Pancha Bhoota Temples and their Representations

Pancha Bhoota Temples and their Representations

Deepthi K

According to Hindu Mythology, Lord Shiva is the most supreme power among the Trinity. The five basic elements of nature (Sky, Earth, Air, Water, and Fire) are under his control. The Pancha Bhoota temples or Pancha Bhoota Stalam as they are collectively called refer to five temples built in honour of Lord Shiva. Each temple represents the manifestation of the lord in the form of one of these elements of nature. All the Pancha Bhoota temples are based in south India. Four of them are in Tamil Nadu while the fifth one is in Andhra Pradesh. 

Let’s find out more about them.

Thillai Nataraja Temple – Sky

This shrine is based in Chidambaram, Tamil Nadu. This temple is related to the sky or space god and thus, is also addressed as Akashastalam. Shiva takes the form of the cosmic dancer, Nataraja. The linga here is called Aagaya lingam or Akasha lingam. Interestingly, a part of the shrine is also dedicated to Lord Vishnu. The gopuram of the shrine is one of the biggest temple towers in India. There is an empty space in the temple to signify the relationship with nothingness or without form. A pooja is performed to the linga six times in a day and once a day in the morning to the figure of the lord in Nataraja form.

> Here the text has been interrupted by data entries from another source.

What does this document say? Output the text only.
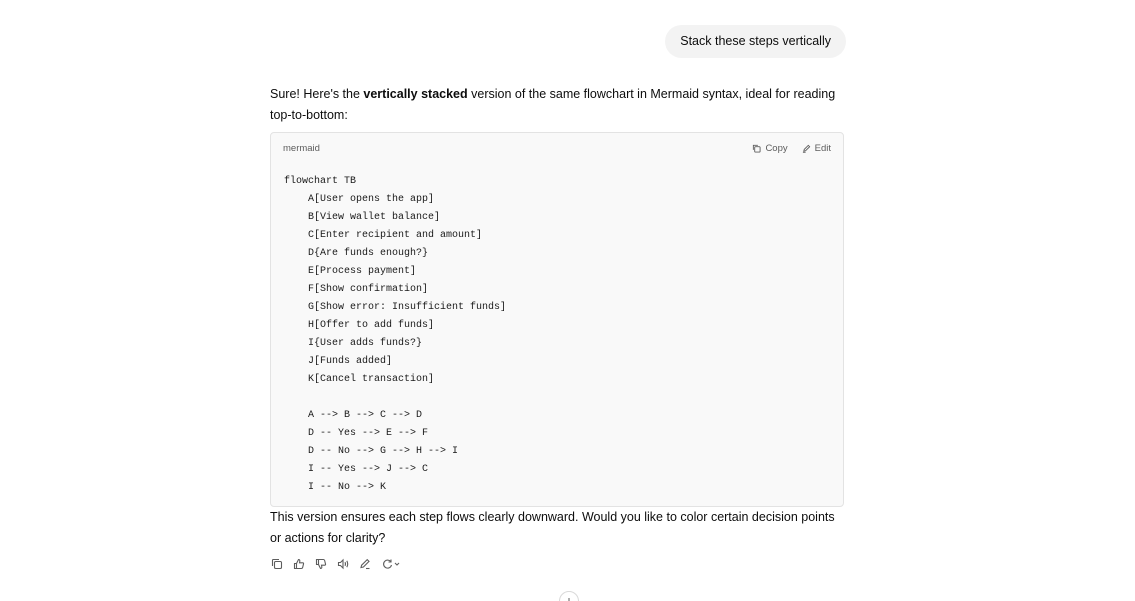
Stack these steps vertically

Sure! Here's the vertically stacked version of the same flowchart in Mermaid syntax, ideal for reading top-to-bottom:

mermaid	Copy	Edit
flowchart TB
A[User opens the app]
B[View wallet balance]
C[Enter recipient and amount]
D{Are funds enough?}
E[Process payment]
F[Show confirmation]
G[Show error: Insufficient funds]
H[Offer to add funds]
I{User adds funds?}
J[Funds added]
K[Cancel transaction]
A --> B --> C --> D
D -- Yes --> E --> F
D -- No --> G --> H --> I
I -- Yes --> J --> C
I -- No --> K

This version ensures each step flows clearly downward. Would you like to color certain decision points or actions for clarity?
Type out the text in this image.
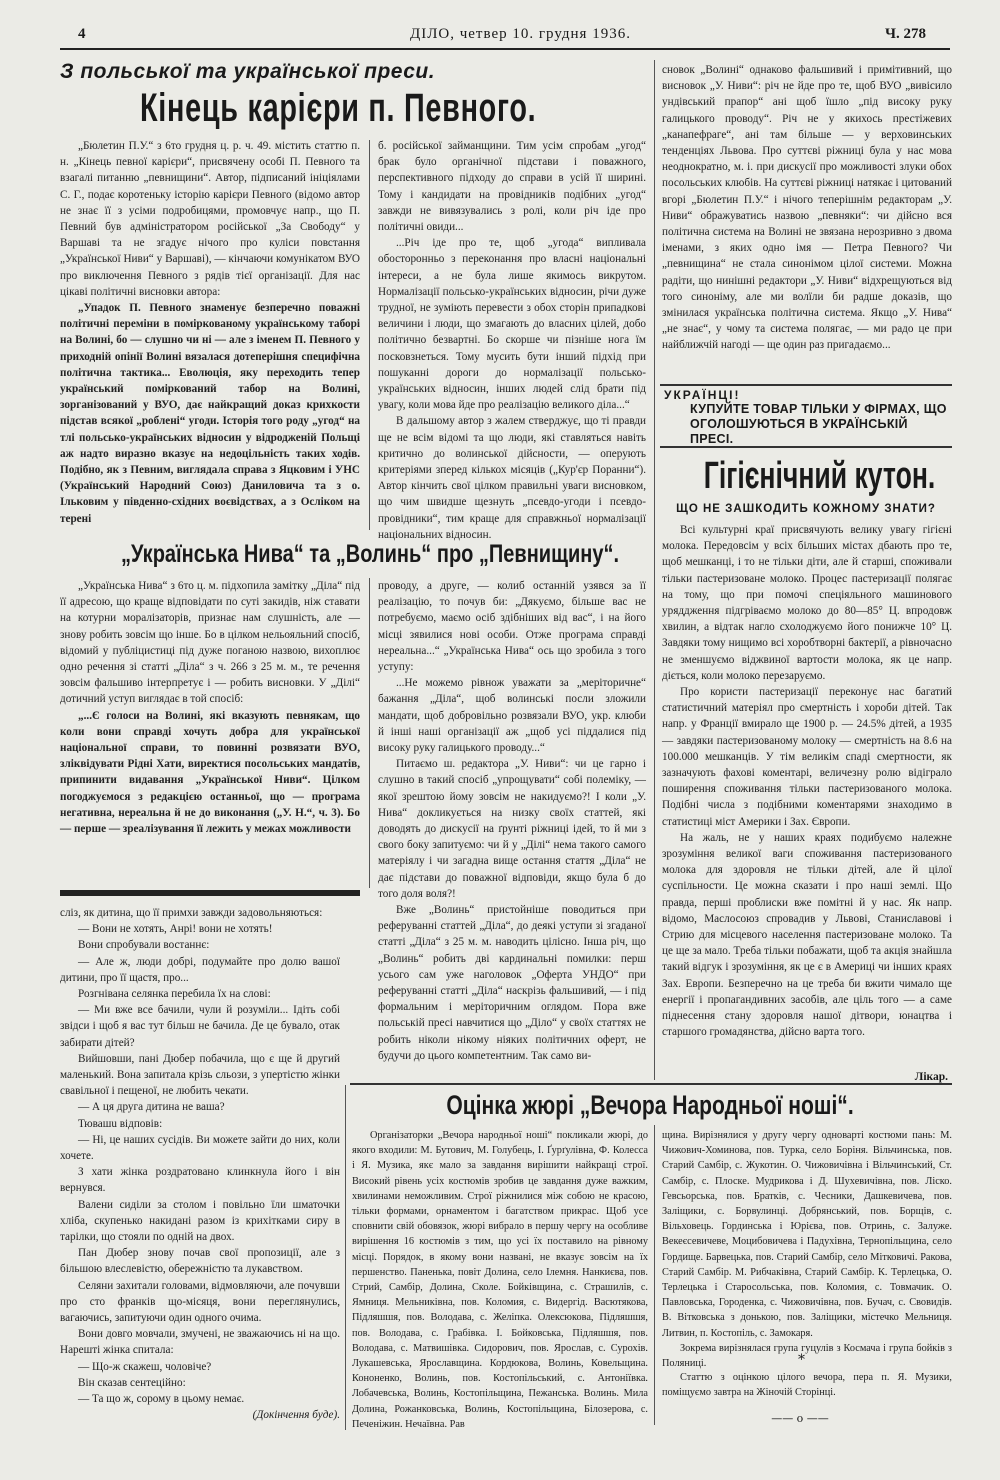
4	ДІЛО, четвер 10. грудня 1936.	Ч. 278
З польської та української преси.
Кінець карієри п. Певного.

„Бюлетин П.У.“ з 6то грудня ц. р. ч. 49. містить статтю п. н. „Кінець певної карієри“, присвячену особі П. Певного та взагалі питанню „певнищини“. Автор, підписаний ініціялами С. Г., подає коротеньку історію карієри Певного (відомо автор не знає її з усіми подробицями, промовчує напр., що П. Певний був адміністратором російської „За Свободу“ у Варшаві та не згадує нічого про куліси повстання „Української Ниви“ у Варшаві), — кінчаючи комунікатом ВУО про виключення Певного з рядів тієї організації. Для нас цікаві політичні висновки автора:

„Упадок П. Певного знаменує безперечно поважні політичні переміни в поміркованому українському таборі на Волині, бо — слушно чи ні — але з іменем П. Певного у приходній опінії Волині вязалася дотеперішня специфічна політична тактика... Еволюція, яку переходить тепер український поміркований табор на Волині, зорганізований у ВУО, дає найкращий доказ крихкости підстав всякої „роблені“ угоди. Історія того роду „угод“ на тлі польсько-українських відносин у відродженій Польщі аж надто виразно вказує на недоцільність таких ходів. Подібно, як з Певним, виглядала справа з Яцковим і УНС (Український Народний Союз) Даниловича та з о. Ільковим у південно-східних воєвідствах, а з Осліком на терені

б. російської займанщини. Тим усім спробам „угод“ брак було органічної підстави і поважного, перспективного підходу до справи в усій її ширині. Тому і кандидати на провідників подібних „угод“ завжди не вивязувались з ролі, коли річ іде про політичні овиди...

...Річ іде про те, щоб „угода“ випливала обосторонньо з переконання про власні національні інтереси, а не була лише якимось викрутом. Нормалізації польсько-українських відносин, річи дуже трудної, не зуміють перевести з обох сторін припадкові величини і люди, що змагають до власних цілей, добо політично безвартні. Бо скорше чи пізніше нога їм посковзнеться. Тому мусить бути інший підхід при пошуканні дороги до нормалізації польсько-українських відносин, інших людей слід брати під увагу, коли мова йде про реалізацію великого діла...“

В дальшому автор з жалем стверджує, що ті правди ще не всім відомі та що люди, які ставляться навіть критично до волинської дійсности, — оперують критеріями зперед кількох місяців („Кур'єр Поранни“). Автор кінчить свої цілком правильні уваги висновком, що чим швидше щезнуть „псевдо-угоди і псевдо-провідники“, тим краще для справжньої нормалізації національних відносин.

сновок „Волині“ однаково фальшивий і примітивний, що висновок „У. Ниви“: річ не йде про те, щоб ВУО „вивісило ундівський прапор“ ані щоб їшло „під високу руку галицького проводу“. Річ не у якихось престіжевих „канапефраге“, ані там більше — у верховинських тенденціях Львова. Про суттєві ріжниці була у нас мова неоднократно, м. і. при дискусії про можливості злуки обох посольських клюбів. На суттєві ріжниці натякає і цитований вгорі „Бюлетин П.У.“ і нічого теперішнім редакторам „У. Ниви“ ображуватись назвою „певняки“: чи дійсно вся політична система на Волині не звязана нерозривно з двома іменами, з яких одно імя — Петра Певного? Чи „певнищина“ не стала синонімом цілої системи. Можна радіти, що нинішні редактори „У. Ниви“ відхрещуються від того синоніму, але ми волїли би радше доказів, що змінилася українська політична система. Якщо „У. Нива“ „не знає“, у чому та система полягає, — ми радо це при найближчій нагоді — ще один раз пригадаємо...

УКРАЇНЦІ!
КУПУЙТЕ ТОВАР ТІЛЬКИ У ФІРМАХ, ЩО ОГОЛОШУЮТЬСЯ В УКРАЇНСЬКІЙ ПРЕСІ.
„Українська Нива“ та „Волинь“ про „Певнищину“.

„Українська Нива“ з 6то ц. м. підхопила замітку „Діла“ під її адресою, що краще відповідати по суті закидів, ніж ставати на котурни моралізаторів, признає нам слушність, але — знову робить зовсім що інше. Бо в цілком нельояльний спосіб, відомий у публіцистиці під дуже поганою назвою, вихоплює одно речення зі статті „Діла“ з ч. 266 з 25 м. м., те речення зовсім фальшиво інтерпретує і — робить висновки. У „Ділі“ дотичний уступ виглядає в той спосіб:

„...Є голоси на Волині, які вказують певнякам, що коли вони справді хочуть добра для української національної справи, то повинні розвязати ВУО, зліквідувати Рідні Хати, виректися посольських мандатів, припинити видавання „Української Ниви“. Цілком погоджуємося з редакцією останньої, що — програма негативна, нереальна й не до виконання („У. Н.“, ч. 3). Бо — перше — зреалізування її лежить у межах можливости

проводу, а друге, — колиб останній узявся за її реалізацію, то почув би: „Дякуємо, більше вас не потребуємо, маємо осіб здібніших від вас“, і на його місці зявилися нові особи. Отже програма справді нереальна...“ „Українська Нива“ ось що зробила з того уступу:

...Не можемо рівнож уважати за „меріторичне“ бажання „Діла“, щоб волинські посли зложили мандати, щоб добровільно розвязали ВУО, укр. клюби й інші наші організації аж „щоб усі піддалися під високу руку галицького проводу...“

Питаємо ш. редактора „У. Ниви“: чи це гарно і слушно в такий спосіб „упрощувати“ собі полеміку, — якої зрештою йому зовсім не накидуємо?! І коли „У. Нива“ докликується на низку своїх статтей, які доводять до дискусії на ґрунті ріжниці ідей, то й ми з свого боку запитуємо: чи й у „Ділі“ нема такого самого матеріялу і чи загадна вище остання стаття „Діла“ не дає підстави до поважної відповіди, якщо була б до того доля воля?!

Вже „Волинь“ пристойніше поводиться при реферуванні статтей „Діла“, до деякі уступи зі згаданої статті „Діла“ з 25 м. м. наводить цілісно. Інша річ, що „Волинь“ робить дві кардинальні помилки: перш усього сам уже наголовок „Оферта УНДО“ при реферуванні статті „Діла“ наскрізь фальшивий, — і під формальним і меріторичним оглядом. Пора вже польській пресі навчитися що „Діло“ у своїх статтях не робить ніколи нікому ніяких політичних оферт, не будучи до цього компетентним. Так само ви-

сліз, як дитина, що її примхи завжди задовольняються:

— Вони не хотять, Анрі! вони не хотять!

Вони спробували востаннє:

— Але ж, люди добрі, подумайте про долю вашої дитини, про її щастя, про...

Розгнівана селянка перебила їх на слові:

— Ми вже все бачили, чули й розуміли... Ідіть собі звідси і щоб я вас тут більш не бачила. Де це бувало, отак забирати дітей?

Вийшовши, пані Дюбер побачила, що є ще й другий маленький. Вона запитала крізь сльози, з упертістю жінки свавільної і пещеної, не любить чекати.

— А ця друга дитина не ваша?

Тювашu відповів:

— Ні, це наших сусідів. Ви можете зайти до них, коли хочете.

З хати жінка роздратовано клинкнула його і він вернувся.

Валени сиділи за столом і повільно їли шматочки хліба, скупенько накидані разом із крихітками сиру в тарілки, що стояли по одній на двох.

Пан Дюбер знову почав свої пропозиції, але з більшою влеслевістю, обережністю та лукавством.

Селяни захитали головами, відмовляючи, але почувши про сто франків що-місяця, вони переглянулись, вагаючись, запитуючи один одного очима.

Вони довго мовчали, змучені, не зважаючись ні на що. Нарешті жінка спитала:

— Що-ж скажеш, чоловіче?

Він сказав сентеційно:

— Та що ж, сорому в цьому немає.

(Докінчення буде).

Гігієнічний кутон.
ЩО НЕ ЗАШКОДИТЬ КОЖНОМУ ЗНАТИ?

Всі культурні краї присвячують велику увагу гігієні молока. Передовсім у всіх більших містах дбають про те, щоб мешканці, і то не тільки діти, але й старші, споживали тільки пастеризоване молоко. Процес пастеризації полягає на тому, що при помочі спеціяльного машинового уряддження підгріваємо молоко до 80—85° Ц. впродовж хвилин, а відтак нагло схолоджуємо його понижче 10° Ц. Завдяки тому нищимо всі хоробтворні бактерії, а рівночасно не зменшуємо віджвиної вартости молока, як це напр. діється, коли молоко перезаруємо.

Про користи пастеризації переконує нас багатий статистичний матеріял про смертність і хороби дітей. Так напр. у Франції вмирало ще 1900 р. — 24.5% дітей, а 1935 — завдяки пастеризованому молоку — смертність на 8.6 на 100.000 мешканців. У тім великім спаді смертности, як зазначують фахові коментарі, величезну ролю відіграло поширення споживання тільки пастеризованого молока. Подібні числа з подібними коментарями знаходимо в статистиці міст Америки і Зах. Європи.

На жаль, не у наших краях подибуємо належне зрозуміння великої ваги споживання пастеризованого молока для здоровля не тільки дітей, але й цілої суспільности. Це можна сказати і про наші землі. Що правда, перші проблиски вже помітні й у нас. Як напр. відомо, Маслосоюз спровадив у Львові, Станиславові і Стрию для місцевого населення пастеризоване молоко. Та це ще за мало. Треба тільки побажати, щоб та акція знайшла такий відгук і зрозуміння, як це є в Америці чи інших краях Зах. Европи. Безперечно на це треба би вжити чимало ще енергії і пропагандивних засобів, але ціль того — а саме піднесення стану здоровля нашої дітвори, юнацтва і старшого громадянства, дійсно варта того.

Лікар.
Оцінка жюрі „Вечора Народньої ноші“.

Організаторки „Вечора народньої ноші“ покликали жюрі, до якого входили: М. Бутович, М. Голубець, І. Ґурґулівна, Ф. Колесса і Я. Музика, якє мало за завдання вирішити найкращі строї. Високий рівень усіх костюмів зробив це завдання дуже важким, хвилинами неможливим. Строї ріжнилися між собою не красою, тільки формами, орнаментом і багатством прикрас. Щоб усе сповнити свій обовязок, жюрі вибрало в першу чергу на особливе вирішення 16 костюмів з тим, що усі їх поставило на рівному місці. Порядок, в якому вони названі, не вказує зовсім на їх першенство. Паненька, повіт Долина, село Ілемня. Нанкиєва, пов. Стрий, Самбір, Долина, Сколе. Бойківщина, с. Страшилів, с. Ямниця. Мельниківна, пов. Коломия, с. Видергід. Васютякова, Підляшшя, пов. Володава, с. Желіпка. Олексюкова, Підляшшя, пов. Володава, с. Грабівка. І. Бойковська, Підляшшя, пов. Володава, с. Матвишівка. Сидорович, пов. Ярослав, с. Сурохів. Лукашевська, Ярославщина. Кордюкова, Волинь, Ковельщина. Кононенко, Волинь, пов. Костопільський, с. Антоніївка. Лобачевська, Волинь, Костопільщина, Пежанська. Волинь. Мила Долина, Рожанковська, Волинь, Костопільщина, Білозерова, с. Печеніжин. Нечаївна. Рав

щина. Вирізнялися у другу чергу одноварті костюми пань: М. Чижович-Хоминова, пов. Турка, село Боріня. Вільчинська, пов. Старий Самбір, с. Жукотин. О. Чижовичівна і Вільчинський, Ст. Самбір, с. Плоске. Мудрикова і Д. Шухевичівна, пов. Ліско. Гевсьорська, пов. Братків, с. Чесники, Дашкевичева, пов. Заліщики, с. Борвулинці. Добрянський, пов. Борщів, с. Вільховець. Гординська і Юрієва, пов. Отринь, с. Залуже. Векеєсевичеве, Моцибовичева і Падухівна, Тернопільщина, село Гордище. Барвецька, пов. Старий Самбір, село Мітковичі. Ракова, Старий Самбір. М. Рибчаківна, Старий Самбір. К. Терлецька, О. Терлецька і Старосольська, пов. Коломия, с. Товмачик. О. Павловська, Городенка, с. Чижовичівна, пов. Бучач, с. Свовидів. В. Вітковська з донькою, пов. Заліщики, містечко Мельниця. Литвин, п. Костопіль, с. Замокаря.

Зокрема вирізнялася група гуцулів з Космача і група бойків з Поляниці.	*

Статтю з оцінкою цілого вечора, пера п. Я. Музики, поміщуємо завтра на Жіночій Сторінці.

—— о ——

Ekambareswara Temple – Earth

This temple is located in Kanchipuram, Tamil Nadu. The god of earth is associated with this temple. This is represented by a lingam made of sand known as the Swayambhu lingam or Prithvi lingam inside the premises. The sand highlights his connection with earth. 

Shiva is worshipped as Ekanbaranathar or Ekambareswar while his consort Parvati takes the form of Elavarkuzhali. This is one of the biggest temples in the country and conducts six daily rituals during various times of the day.

Sri Kalahasti Temple – Air

This shrine is located in Chittoor, Andhra Pradesh. Lord Shiva is worshipped by the name Sri Kalahastishwar while Parvati is depicted as Gnanaprasunambika. The Shiva linga here represents the element Air and hence the temple is called Vayustalam. There are flickering lamps inside the temple to represent the flow of air or wind. The shrine is also referred to as Dakshina Kailasam that means Kailas of the south. It is very famous for its Rahu-Ketu pooja that are performed by many people every year.

Jambukeshwara Temple – Water

This temple is based in Tiruchirapalli, Tamil Nadu. The temple is associated with the Water element here. This is represented by an underground water stream in the innermost sanctum. There is always water in the stream and it never runs dry.  

Shiva takes the name of Jambukeshwar while Paravati is worshipped by the name Akhilandeshwari. It is one of the various paadal petra stalams or greatest Siva temples in the country.

Arunachaleshwara Temple – Fire

This shrine is located in Tiruvanamalai, Tamil Nadu. Lord Shiva is associated with the Fire element here. Hence, the lingam is known as Agni lingam and the temple as Agnistalam. During the annual Kartigai Deepam festival, a huge beacon is lit on top of the hill representing the fire. This signifies the fire lingam joining the sky. The festival takes place on a full moon day between November and December. The lord is portrayed as Annamalaiyar or Arunachaleshwara while Parvati is represented as Unnamalai Amman. Hindus believe that their deity appeared here on multiple occasions as Ardhanarishwar to bestow his blessings on the devotees. 

These temples attract hordes of devotees during festivals like Shivaratri when special poojas are done. 

Structural Significance

All of these temples were constructed based on yogic sciences. They are situated such that each temple has a specific alignment with respect to the others so that their surrounding areas experience their positive vibrations. Three of the shrines are positioned in a geographically straight line. These are the Ekambareswar temple, the Nataraja temple and the Srikalahasti temple. The Jambukeshwara temple is positioned 1 degree to the west while the Arunachaleshwara is positioned 0.5 degrees to the west of the northernmost tip of the divine axis.